Hi Guys
What alternative methods have you used to prove/disprove the date and time settings of the suspect machine are accurate. I need to evidence some internet history between some dates, so it relies heavily on the date and time settings.
I have tried using initialse case processor in Encase but for some reason it won't run, the progress bar (bottom right) fills quickly and nothing happens.
Any advice would be greatly appreciated.
I have a not so technical suggestion
I have heard that someone has previously used a custom Google logo, such as one to commemorate a famous person's birthday or a national holiday. By finding out from Google when this logo was originally uploaded they could prove that it could not have appeared on the machine before then. A tenuous link I know and of course is unlikely to give you an accurate result time wise.
Otherwise if there are any news items in the cache, say from the MSN homepage or BBC or whatever you may be able to check the date from them.
What do you mean that the BIOS is unaccessible? Is it password protected, don't know the access sequence, or is it faulty.
At any rate, whenever I can't access the BIOS of a system, I boot it with a linux CD to check the system clock.
Are you saying you only have the HDD image as evidence?
You may have the time and date the computer was seized, the time and date of the last accessed files, whether the computer was set to synch with an Internet Clock or Domain Clock (and then make sure it is connected to the Internet or Domain as necessary), last shutdown time (sometimes), last log on time, registry entries for time zones etc. You cannot prove it is accurate but you may be able to say there is no known reason to doubt the accuracy.
Regards
Look through the web pages in the cache there are invariably pages in there that contain embedded dates which can be compared to the created time of the web page in the cache.
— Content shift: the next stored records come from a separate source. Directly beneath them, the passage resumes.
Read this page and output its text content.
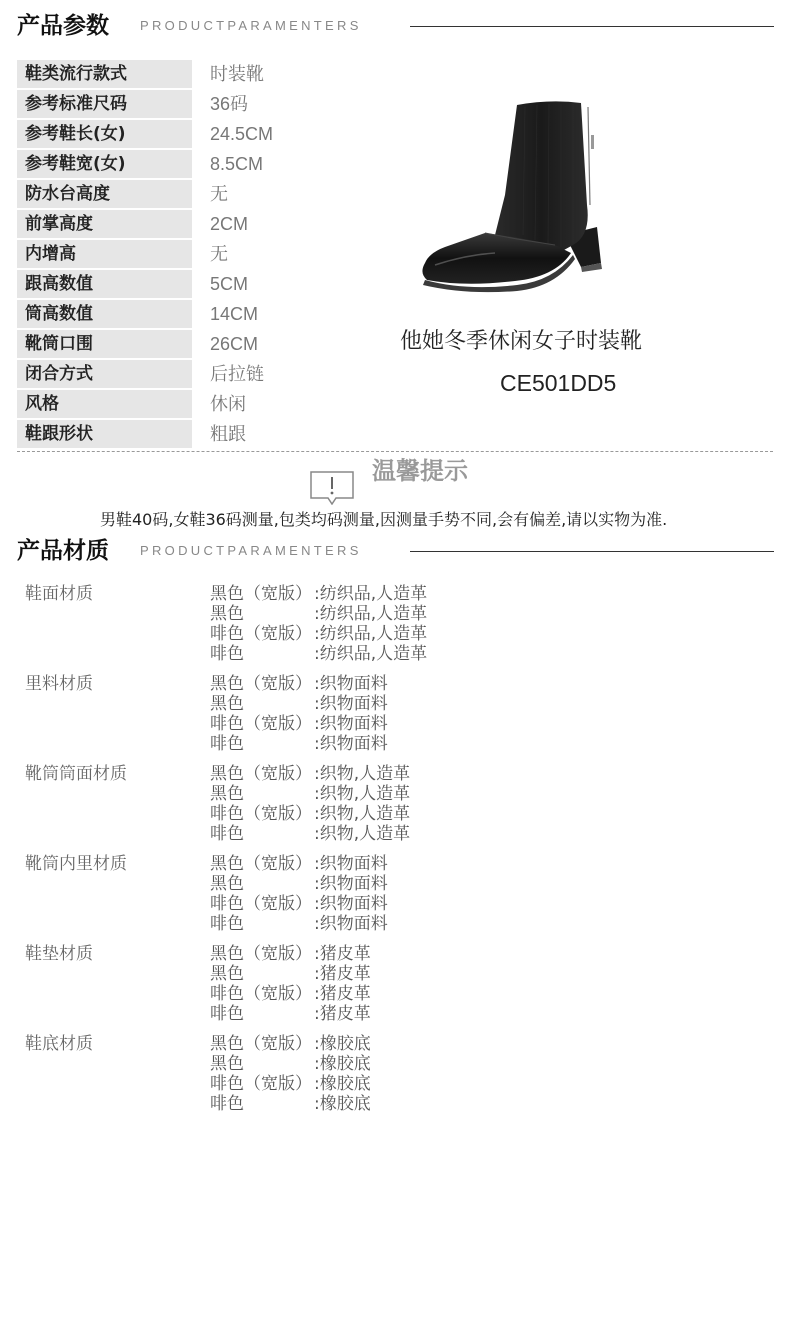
产品参数 PRODUCTPARAMENTERS
鞋类流行款式	时装靴
参考标准尺码	36码
参考鞋长(女)	24.5CM
参考鞋宽(女)	8.5CM
防水台高度	无
前掌高度	2CM
内增高	无
跟高数值	5CM
筒高数值	14CM
靴筒口围	26CM
闭合方式	后拉链
风格	休闲
鞋跟形状	粗跟
他她冬季休闲女子时装靴
CE501DD5
温馨提示
男鞋40码,女鞋36码测量,包类均码测量,因测量手势不同,会有偏差,请以实物为准.
产品材质 PRODUCTPARAMENTERS
鞋面材质	黑色（宽版） :纺织品,人造革
黑色	:纺织品,人造革
啡色（宽版） :纺织品,人造革
啡色	:纺织品,人造革
里料材质	黑色（宽版） :织物面料
黑色	:织物面料
啡色（宽版） :织物面料
啡色	:织物面料
靴筒筒面材质	黑色（宽版） :织物,人造革
黑色	:织物,人造革
啡色（宽版） :织物,人造革
啡色	:织物,人造革
靴筒内里材质	黑色（宽版） :织物面料
黑色	:织物面料
啡色（宽版） :织物面料
啡色	:织物面料
鞋垫材质	黑色（宽版） :猪皮革
黑色	:猪皮革
啡色（宽版） :猪皮革
啡色	:猪皮革
鞋底材质	黑色（宽版） :橡胶底
黑色	:橡胶底
啡色（宽版） :橡胶底
啡色	:橡胶底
There are sometimes web pages whose name or path includes a unix time stamp, the old example of this was hotmail web pages.
It might be possible to look at email headers for incoming emails. I had one case where I had to prove the accuracy of the clock and found a visit to a web page in a cache which was to register for some site, followed by the receipt of the email confirming the registration with a link to click in the email. There was enough information between the internet history and the email headers to get a reasonable measure of how accurate the clock was.
H
My suggestion won't be of much help if you are looking into very old dates,but just to check if "current" date and time are rigth,it would be useful to know when the computer was last used,and check it with NTUser MAC times.
This might help….whilst checking the RTC of the machine should be done in every case, remember that really that time is only valid for the time you checked it….you can often be unable to state the accuracy of the RTC at any given point in the past. A little trick I use often to verify the time/date at a certain point in time is to look for any files around the time I need that might contain an external time stamp - most, obviously, from an Internet server…Google cookies are excellent for this as they contain a UNIX time stamp [from a Google server] which can be decoded and compared with the file created time/date [from the local machine]. You can often find a UNIX time stamp in cookies and sometimes embedded in web pages.